Updated at 5:01 p.m. Thursday with the correct amount Barstow Community College spent to print 8,000 class schedules last summer.
BARSTOW • In an effort to save money, Barstow Community College will no longer be printing or mailing class schedules to local residents.
Rather than print a schedule of classes, college officials encouraged new and existing students and residents to visit its Web site to register for courses this spring.
The college's student center was busy on the first day of classes Monday as students received information on financial aid and class registration. Those students were able to view a hard copy of the schedule on campus, but were unable to take one home with them, said college spokesperson Maureen Stokes.
And rather than receive a schedule in the mail, local residents received a postcard pointing them to the college's Web site.
"Everyone who receives a schedule doesn't necessarily pick a class," Stokes said. "The post card was more effective at reminding those people that we are here and here's how you get access to classes."
This decision comes after the college decided to stop mailing schedules to local homes last summer to save money.
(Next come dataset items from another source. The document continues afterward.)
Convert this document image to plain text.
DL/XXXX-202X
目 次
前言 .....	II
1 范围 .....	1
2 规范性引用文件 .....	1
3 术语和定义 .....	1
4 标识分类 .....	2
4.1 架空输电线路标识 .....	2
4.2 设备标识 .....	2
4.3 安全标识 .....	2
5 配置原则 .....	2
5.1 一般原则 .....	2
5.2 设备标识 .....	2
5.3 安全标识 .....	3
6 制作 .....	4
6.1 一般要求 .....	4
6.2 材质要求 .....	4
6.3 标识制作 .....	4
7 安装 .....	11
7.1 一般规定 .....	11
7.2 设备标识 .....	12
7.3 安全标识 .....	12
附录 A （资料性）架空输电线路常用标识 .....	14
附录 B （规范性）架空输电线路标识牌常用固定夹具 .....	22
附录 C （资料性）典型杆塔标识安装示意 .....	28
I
Before then, the college had been printing 29,000 schedules — 25,000 of which were sent to local homes — at a cost of roughly $25,018 a year. About 8,000 schedules were produced last summer at a cost of about $4,707.
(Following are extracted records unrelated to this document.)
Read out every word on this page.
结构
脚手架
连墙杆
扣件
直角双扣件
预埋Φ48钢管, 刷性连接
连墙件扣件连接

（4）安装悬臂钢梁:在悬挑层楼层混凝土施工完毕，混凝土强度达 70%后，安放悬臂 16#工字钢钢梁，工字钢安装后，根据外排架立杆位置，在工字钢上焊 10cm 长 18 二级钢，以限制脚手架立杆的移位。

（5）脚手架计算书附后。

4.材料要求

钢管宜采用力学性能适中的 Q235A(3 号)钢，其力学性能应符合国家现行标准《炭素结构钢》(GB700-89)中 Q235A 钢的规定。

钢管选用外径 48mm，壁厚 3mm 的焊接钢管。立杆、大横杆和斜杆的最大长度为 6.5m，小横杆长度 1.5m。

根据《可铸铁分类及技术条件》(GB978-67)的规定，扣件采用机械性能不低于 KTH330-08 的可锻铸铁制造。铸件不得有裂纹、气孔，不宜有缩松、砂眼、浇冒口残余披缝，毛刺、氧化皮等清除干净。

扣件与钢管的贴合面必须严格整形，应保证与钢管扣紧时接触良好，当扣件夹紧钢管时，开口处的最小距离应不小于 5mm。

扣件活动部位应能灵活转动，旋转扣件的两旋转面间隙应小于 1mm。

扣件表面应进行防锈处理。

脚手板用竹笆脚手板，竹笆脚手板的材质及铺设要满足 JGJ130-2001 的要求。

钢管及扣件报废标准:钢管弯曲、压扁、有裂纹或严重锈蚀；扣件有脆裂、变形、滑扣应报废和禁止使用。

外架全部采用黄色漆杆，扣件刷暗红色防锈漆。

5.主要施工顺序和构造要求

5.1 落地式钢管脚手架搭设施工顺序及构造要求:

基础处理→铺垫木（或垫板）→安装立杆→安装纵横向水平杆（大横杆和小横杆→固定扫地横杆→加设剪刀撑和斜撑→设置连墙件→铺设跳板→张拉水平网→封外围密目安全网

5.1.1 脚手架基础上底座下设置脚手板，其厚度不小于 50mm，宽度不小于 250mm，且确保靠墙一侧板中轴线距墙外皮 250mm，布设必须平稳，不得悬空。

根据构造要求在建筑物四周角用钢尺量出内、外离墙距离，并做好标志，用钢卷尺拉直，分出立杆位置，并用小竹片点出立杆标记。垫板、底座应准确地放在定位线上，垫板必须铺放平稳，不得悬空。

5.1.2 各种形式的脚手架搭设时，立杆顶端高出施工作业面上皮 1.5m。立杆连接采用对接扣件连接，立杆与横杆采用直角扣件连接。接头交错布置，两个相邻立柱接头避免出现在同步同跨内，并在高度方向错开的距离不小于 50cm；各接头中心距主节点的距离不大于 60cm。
Schedules were sent to homes three times a year, Stokes said. Not doing so will save the college about $10,022 a year in postage.
In the future, the college may send out something more than a postcard to highlight a few of its programs and remind people to register for classes, Stokes said.
She noted that some community colleges, especially those in large cities, don't mail schedules to homes. Rather than spend money to print and distribute a schedule to each household in its district, Los Angeles City College advertises on the radio and on billboards and buses, Stokes said. Another community college distributed its schedules at the local Walmart.
"We're not in a dense populated area so doing bus (advertisements) wouldn't be as cost-effective as it would for a postcard," she said. "This is really for those individuals who constantly get schedules in the mail. The post card is a reminder that everything's online."
The number of full-time equivalent students attending classes for the spring semester is at 1,362 as of Thursday. Full-time student enrollment at the beginning of last spring was 1,199 students.